The diagnostic value of the four urinary microproteins in early kidney injury has been confirmed. In particular, a number of studies have highlighted the diagnostic significance of urinary mAlb for kidney disease. , , , Studies have shown that A1M is a very good diagnostic indicator for renal tubular function damage. , Further, elevated urinary TRU may reflect early glomerular damage and decreased glomerular filtration. , Urinary IgG is also an important marker protein for early damage to the glomerular filtration membrane selective barrier and is positively correlated with glomerular damage.

In the current study, we also found that the positive rate of urinary microproteins mAlb, A1M, TRU, and IgG in the study group was significantly higher than that of the control group (P < .05). This indicates that the levels of these four urinary microproteins in patients with negative chemical urinary protein results and positive cast results were higher than those in healthy subjects. The above results suggest that a patient's kidneys may be damaged in the case of negative urinary protein results with positive cast results. Increased urine albumin content can directly show kidney damage. A1M and IgG are important markers for the early diagnosis of renal tubular and glomerular injury and are sensitive indicators for the diagnosis of renal diseases. The detection rate and content of A1M and IgG in the study group indicated that renal tubules and glomeruli were both damaged. However, the TRU level of the study group was only slightly higher than that of the control group, and this difference was not statistically significant.

In summary, negative urinary protein cannot be used as an exclusionary standard for the presence of casts. The results of this study revealed that the cast detection rate can reach 6.0% in the case of negative urinary protein results, and the pathological cast rate accounted for 68.52% of the detected cast rate. Without microscopic examination of these samples, there will be a delay of suitable treatment. The four urinary microproteins have a certain diagnostic value for the detection of abnormal casts in the case of negative chemical urinary protein results. Hence, testing for mAlb, A1M, TRU, and IgG should be included in the re‐examination rules for routine urine tests. This would improve the detection rate of casts and reduce delays in appropriate treatment.
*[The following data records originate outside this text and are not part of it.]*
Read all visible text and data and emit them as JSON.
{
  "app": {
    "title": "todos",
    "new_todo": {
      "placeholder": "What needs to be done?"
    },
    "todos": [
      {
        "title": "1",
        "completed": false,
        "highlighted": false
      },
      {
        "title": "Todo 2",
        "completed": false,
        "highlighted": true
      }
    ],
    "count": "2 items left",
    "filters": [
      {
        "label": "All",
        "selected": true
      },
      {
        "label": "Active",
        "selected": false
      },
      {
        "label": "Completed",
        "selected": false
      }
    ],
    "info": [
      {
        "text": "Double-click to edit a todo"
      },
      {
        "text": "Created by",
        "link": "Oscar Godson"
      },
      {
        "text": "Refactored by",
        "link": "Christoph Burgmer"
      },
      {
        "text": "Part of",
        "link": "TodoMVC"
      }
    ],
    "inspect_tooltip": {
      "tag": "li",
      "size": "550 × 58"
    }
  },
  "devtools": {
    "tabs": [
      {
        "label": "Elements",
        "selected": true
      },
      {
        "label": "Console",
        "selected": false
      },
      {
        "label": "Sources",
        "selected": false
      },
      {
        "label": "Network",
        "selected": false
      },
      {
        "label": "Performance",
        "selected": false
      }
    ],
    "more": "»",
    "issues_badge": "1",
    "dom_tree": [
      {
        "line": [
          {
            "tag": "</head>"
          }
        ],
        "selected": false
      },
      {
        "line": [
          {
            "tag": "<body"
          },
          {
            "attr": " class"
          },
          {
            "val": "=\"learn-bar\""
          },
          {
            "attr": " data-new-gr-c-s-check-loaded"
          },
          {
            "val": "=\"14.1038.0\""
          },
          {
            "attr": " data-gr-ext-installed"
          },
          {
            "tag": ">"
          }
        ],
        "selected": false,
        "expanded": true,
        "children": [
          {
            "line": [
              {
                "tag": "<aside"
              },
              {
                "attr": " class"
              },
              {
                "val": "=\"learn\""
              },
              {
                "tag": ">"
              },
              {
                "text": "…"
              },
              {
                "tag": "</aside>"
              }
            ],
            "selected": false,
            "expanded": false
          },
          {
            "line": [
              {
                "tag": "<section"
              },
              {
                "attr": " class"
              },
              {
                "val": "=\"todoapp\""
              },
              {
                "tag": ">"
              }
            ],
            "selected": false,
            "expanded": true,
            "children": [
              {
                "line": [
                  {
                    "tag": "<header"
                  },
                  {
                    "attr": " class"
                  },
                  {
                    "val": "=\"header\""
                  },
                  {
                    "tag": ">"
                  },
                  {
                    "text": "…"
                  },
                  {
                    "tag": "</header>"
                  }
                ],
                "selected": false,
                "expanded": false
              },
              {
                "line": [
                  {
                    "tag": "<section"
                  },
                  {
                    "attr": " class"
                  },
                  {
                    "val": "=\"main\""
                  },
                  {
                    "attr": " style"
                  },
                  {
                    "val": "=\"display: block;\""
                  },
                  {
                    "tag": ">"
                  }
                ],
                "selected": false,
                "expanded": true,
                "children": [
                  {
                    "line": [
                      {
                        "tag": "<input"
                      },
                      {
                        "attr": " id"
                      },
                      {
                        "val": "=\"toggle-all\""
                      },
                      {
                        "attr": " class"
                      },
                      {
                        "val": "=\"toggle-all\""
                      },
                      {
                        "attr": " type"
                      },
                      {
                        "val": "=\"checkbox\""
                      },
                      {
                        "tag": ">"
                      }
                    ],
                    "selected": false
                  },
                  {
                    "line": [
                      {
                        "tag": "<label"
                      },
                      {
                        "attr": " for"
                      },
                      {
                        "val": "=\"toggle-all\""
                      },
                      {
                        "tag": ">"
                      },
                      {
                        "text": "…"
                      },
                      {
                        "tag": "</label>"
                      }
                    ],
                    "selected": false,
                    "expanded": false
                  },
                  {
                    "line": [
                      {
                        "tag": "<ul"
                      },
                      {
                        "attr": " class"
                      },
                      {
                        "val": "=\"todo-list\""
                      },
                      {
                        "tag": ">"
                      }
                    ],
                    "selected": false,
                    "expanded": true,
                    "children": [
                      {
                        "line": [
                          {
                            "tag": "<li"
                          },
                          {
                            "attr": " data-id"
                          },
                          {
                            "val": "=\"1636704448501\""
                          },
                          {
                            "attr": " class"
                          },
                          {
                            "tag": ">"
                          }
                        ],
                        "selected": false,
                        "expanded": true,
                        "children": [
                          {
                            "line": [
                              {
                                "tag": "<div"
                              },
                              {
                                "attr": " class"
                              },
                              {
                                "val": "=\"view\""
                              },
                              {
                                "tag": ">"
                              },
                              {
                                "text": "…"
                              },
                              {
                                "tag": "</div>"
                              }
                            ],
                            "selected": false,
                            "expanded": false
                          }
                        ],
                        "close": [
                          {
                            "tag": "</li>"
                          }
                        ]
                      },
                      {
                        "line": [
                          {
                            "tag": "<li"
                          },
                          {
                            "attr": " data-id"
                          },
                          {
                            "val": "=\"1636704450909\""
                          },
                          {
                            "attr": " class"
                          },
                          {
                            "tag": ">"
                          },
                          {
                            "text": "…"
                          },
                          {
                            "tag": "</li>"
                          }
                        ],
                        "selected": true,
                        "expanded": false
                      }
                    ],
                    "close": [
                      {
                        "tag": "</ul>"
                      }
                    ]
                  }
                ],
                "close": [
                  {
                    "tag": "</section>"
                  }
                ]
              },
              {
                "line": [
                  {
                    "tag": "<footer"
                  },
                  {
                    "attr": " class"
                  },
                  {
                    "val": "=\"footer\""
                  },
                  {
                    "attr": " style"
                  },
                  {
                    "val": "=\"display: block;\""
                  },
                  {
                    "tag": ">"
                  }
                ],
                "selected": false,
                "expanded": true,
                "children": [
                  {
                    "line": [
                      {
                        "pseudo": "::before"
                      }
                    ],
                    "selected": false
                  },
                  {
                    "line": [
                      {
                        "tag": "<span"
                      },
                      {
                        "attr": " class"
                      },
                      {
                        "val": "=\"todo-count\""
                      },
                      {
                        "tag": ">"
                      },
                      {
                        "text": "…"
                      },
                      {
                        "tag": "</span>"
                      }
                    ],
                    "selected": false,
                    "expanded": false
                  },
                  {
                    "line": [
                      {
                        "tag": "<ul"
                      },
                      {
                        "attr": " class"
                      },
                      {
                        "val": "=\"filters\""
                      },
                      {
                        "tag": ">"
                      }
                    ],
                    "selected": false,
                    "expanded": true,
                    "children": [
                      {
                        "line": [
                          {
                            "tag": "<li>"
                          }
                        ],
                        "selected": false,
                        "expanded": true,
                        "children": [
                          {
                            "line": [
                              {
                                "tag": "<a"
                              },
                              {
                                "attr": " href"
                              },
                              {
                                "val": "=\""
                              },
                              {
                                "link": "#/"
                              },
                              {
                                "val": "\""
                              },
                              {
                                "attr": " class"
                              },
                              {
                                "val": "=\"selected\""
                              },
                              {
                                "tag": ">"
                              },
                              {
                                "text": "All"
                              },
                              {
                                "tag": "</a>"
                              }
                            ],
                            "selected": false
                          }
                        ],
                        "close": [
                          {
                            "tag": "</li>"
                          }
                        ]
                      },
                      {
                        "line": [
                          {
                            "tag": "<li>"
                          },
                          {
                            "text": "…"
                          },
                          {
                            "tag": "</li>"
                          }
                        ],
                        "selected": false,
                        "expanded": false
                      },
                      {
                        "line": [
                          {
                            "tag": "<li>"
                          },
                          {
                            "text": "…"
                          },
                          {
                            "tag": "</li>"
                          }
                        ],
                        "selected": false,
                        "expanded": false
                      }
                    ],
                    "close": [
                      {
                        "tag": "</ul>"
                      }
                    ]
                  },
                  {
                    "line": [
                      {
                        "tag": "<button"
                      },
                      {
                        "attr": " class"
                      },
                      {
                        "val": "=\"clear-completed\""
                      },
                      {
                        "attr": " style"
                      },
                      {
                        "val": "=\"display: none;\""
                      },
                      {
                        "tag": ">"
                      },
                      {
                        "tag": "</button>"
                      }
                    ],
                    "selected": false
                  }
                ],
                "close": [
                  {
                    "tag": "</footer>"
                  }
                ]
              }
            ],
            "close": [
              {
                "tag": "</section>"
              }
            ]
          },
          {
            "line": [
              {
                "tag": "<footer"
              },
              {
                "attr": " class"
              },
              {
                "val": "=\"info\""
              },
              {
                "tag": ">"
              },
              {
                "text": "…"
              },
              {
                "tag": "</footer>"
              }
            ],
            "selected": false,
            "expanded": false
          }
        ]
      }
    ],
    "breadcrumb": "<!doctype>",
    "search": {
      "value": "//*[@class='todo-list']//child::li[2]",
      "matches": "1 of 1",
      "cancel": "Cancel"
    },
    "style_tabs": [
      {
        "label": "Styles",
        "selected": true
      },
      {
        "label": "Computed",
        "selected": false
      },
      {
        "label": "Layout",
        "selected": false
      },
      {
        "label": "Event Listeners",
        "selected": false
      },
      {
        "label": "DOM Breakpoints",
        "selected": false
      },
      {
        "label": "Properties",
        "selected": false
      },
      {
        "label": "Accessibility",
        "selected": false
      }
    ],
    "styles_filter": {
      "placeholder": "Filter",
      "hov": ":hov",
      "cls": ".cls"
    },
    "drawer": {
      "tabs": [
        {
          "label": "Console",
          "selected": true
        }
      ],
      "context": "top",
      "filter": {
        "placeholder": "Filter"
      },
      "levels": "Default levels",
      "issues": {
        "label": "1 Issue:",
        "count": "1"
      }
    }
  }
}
Based on the current results, we can conclude the following:

Regardless of whether the qualitative urinary protein result is positive or negative, a UF‐1000i urine analyzer cast alarm must be reexamined microscopically.

Urinary microprotein test results should be included in the re‐examination rules for routine urine tests; this would improve the cast detection rate and would allow prediction of whether parenchymal damage to the kidney has occurred in the early stage. Additional recheck rules can be identified and amended manually to obtain accurate and reliable results.

The detection of microalbuminuria can provide a comprehensive auxiliary index for the diagnosis and localization of renal injury in patients with negative urinary protein results and positive cast results; this can help meet clinical needs.

Laboratories should develop re‐examination rules that are applicable to their own circumstances and should continue to perform clinical validation and adjustment of these rules. This will greatly improve the accuracy of the test results as well as work efficiency.